THANK YOU SO MUCH you have helped a lot i have the software side of things down .... what i am going to do is install kodiunbuntu so it boots directly but i have access yo desktop then add bigbox and go back and forth with it but i just need to get the size problem down


----------



## Jack Daniels (Jan 13, 2017)

Dominator211 said:


> hey I'm gonna build a home theater system for my family and I'm going to install Kodi AKA Kodibuntu on it so it boots directly into the Kodi interface i plan to put a good amd cpu in there to run kodi and everything else well... i know that there is a way to get RetroArch running through kodi but i am wondering if there is another emulator that can run wii games it would also be a plus if it could run gamecube and ps2 games.

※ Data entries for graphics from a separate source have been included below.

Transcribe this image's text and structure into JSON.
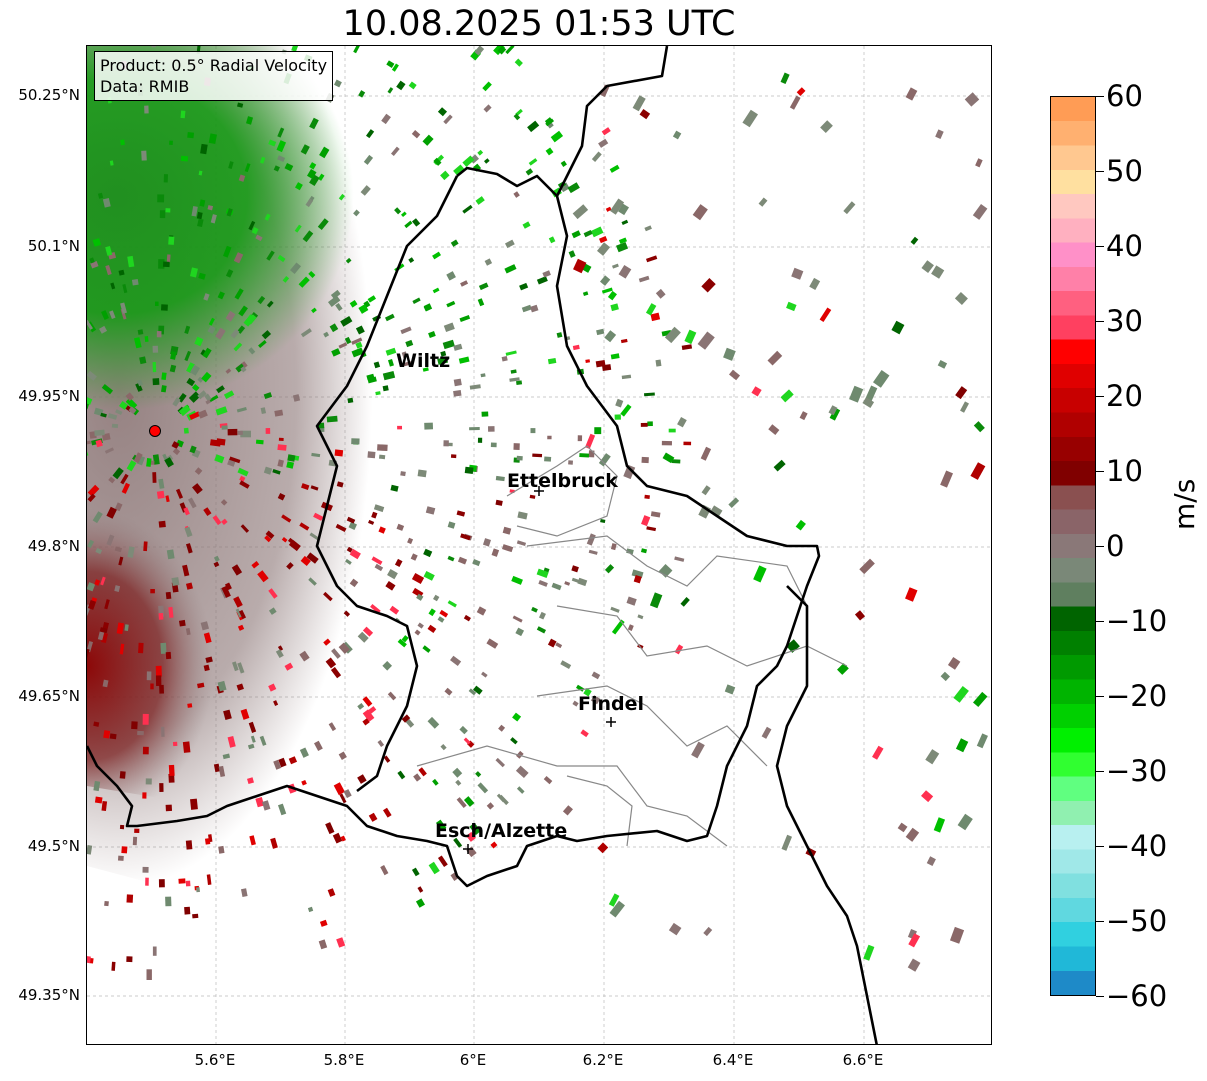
{
  "title": "10.08.2025 01:53 UTC",
  "info": {
    "product": "Product: 0.5° Radial Velocity",
    "data": "Data: RMIB"
  },
  "lat_ticks": [
    "50.25°N",
    "50.1°N",
    "49.95°N",
    "49.8°N",
    "49.65°N",
    "49.5°N",
    "49.35°N"
  ],
  "lon_ticks": [
    "5.6°E",
    "5.8°E",
    "6°E",
    "6.2°E",
    "6.4°E",
    "6.6°E"
  ],
  "cities": [
    {
      "name": "Wiltz"
    },
    {
      "name": "Ettelbruck"
    },
    {
      "name": "Findel"
    },
    {
      "name": "Esch/Alzette"
    }
  ],
  "colorbar": {
    "unit": "m/s",
    "ticks": [
      "60",
      "50",
      "40",
      "30",
      "20",
      "10",
      "0",
      "−10",
      "−20",
      "−30",
      "−40",
      "−50",
      "−60"
    ],
    "min": -60,
    "max": 60
  },
  "colors": {
    "approaching_green": "#0a8a0a",
    "receding_red": "#8b0000",
    "near_zero": "#8a7474",
    "border": "#000000",
    "radar_marker": "#ff0000"
  }
}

you can inject retro cores as game addons in latest kodi...


----------



## Dinomite (Jan 14, 2017)

I'm not sure about your decision to run Kodiubuntu, since that OS is no longer supported. What OS are you running at the moment?


----------



## FireEmblemGuy (Jan 14, 2017)

You can install Kodi on Windows and set it to run when you log in. Might end up looking at the desktop for a few seconds, but it works.

Alternatively, some Linux display managers let you choose to boot to Kodi when selecting your desktop environment on login.


----------



## Dominator211 (Jan 15, 2017)

Dinomite said:


> I'm not sure about your decision to run Kodiubuntu, since that OS is no longer supported. What OS are you running at the moment?


running windows 10 on this laptop but i really want it to be a theatre // retro gaming pc not another windows pc


----------



## Dinomite (Jan 16, 2017)

I suggest then that you set Windows to boot directly into Kodi. There are plenty of guides out there, one which looks quite good: Set Kodi to boot in Windows 10


----------



## Dominator211 (Jan 16, 2017)

Dinomite said:


> I suggest then that you set Windows to boot directly into Kodi. There are plenty of guides out there, one which looks quite good: Set Kodi to boot in Windows 10


really what could i lose but using kodibuntu id like to know if there is any risks


----------



## Joom (Jan 18, 2017)

Dominator211 said:


> really what could i lose but using kodibuntu id like to know if there is any risks


You're not going to have the benefits of DirectX, and since you want Linux, you're gonna want to go with an Nvidia card to emulate those higher end consoles. It handles OpenGL a bit better, and the Catalyst driver is rather abysmal.


----------